La rencontre amicale entre la France et l'Irak s'annonce sous des auspices pour le moins inhabituels. Philippe Diallo, président de la FFF, a pris la parole sur RMC pour éclaircir la situation, déclarant : "Ce sont des conditions très particulières. On est obligé de se plier aux règles du pays hôte. On est confronté à une péripétie. (...) Mais il n'a jamais été évoqué un report du match (à demain). Tout a toujours été clair: interruption de 30 minutes à chaque éclair."

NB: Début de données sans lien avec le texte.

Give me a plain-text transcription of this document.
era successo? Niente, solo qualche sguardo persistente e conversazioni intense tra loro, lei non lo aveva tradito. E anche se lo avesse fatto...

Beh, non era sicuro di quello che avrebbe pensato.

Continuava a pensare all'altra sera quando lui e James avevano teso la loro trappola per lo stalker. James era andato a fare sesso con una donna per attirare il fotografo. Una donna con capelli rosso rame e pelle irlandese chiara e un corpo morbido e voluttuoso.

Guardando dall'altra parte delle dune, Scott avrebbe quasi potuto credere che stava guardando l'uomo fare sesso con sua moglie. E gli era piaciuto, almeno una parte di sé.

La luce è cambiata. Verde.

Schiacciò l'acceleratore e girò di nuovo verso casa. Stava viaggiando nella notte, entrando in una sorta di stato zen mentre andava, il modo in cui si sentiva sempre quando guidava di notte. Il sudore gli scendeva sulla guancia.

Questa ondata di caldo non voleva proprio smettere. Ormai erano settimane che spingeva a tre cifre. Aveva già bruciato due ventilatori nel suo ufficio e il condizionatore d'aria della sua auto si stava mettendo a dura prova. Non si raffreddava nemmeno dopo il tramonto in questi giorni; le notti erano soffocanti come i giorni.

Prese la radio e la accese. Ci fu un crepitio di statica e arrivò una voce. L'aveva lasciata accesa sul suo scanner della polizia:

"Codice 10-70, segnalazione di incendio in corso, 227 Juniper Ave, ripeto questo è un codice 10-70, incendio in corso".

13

Cette information est capitale pour tout parieur aguerri. Les interruptions prolongées, potentiellement multiples, sont des facteurs de rupture de rythme majeurs. Pour une équipe comme la France, habituée à dicter le tempo et à construire son jeu en continu, ces pauses forcées peuvent briser le momentum, empêcher l'établissement d'une pression soutenue et nuire à la concentration des joueurs. La capacité à effectuer des ajustements tactiques en temps réel est compromise, et le risque de perdre l'intensité physique et mentale est réel.

À l'inverse, pour l'Irak, l'outsider de cette confrontation, ces interruptions pourraient s'avérer un avantage inattendu. Elles offrent des opportunités de regroupement, de récupération physique et de réajustement tactique qui ne seraient pas disponibles dans un match fluide. Cela peut niveler légèrement le terrain de jeu psychologique et physique, rendant la tâche des Bleus moins évidente, surtout s'ils cherchent à percer un clean sheet ou à couvrir un handicap important.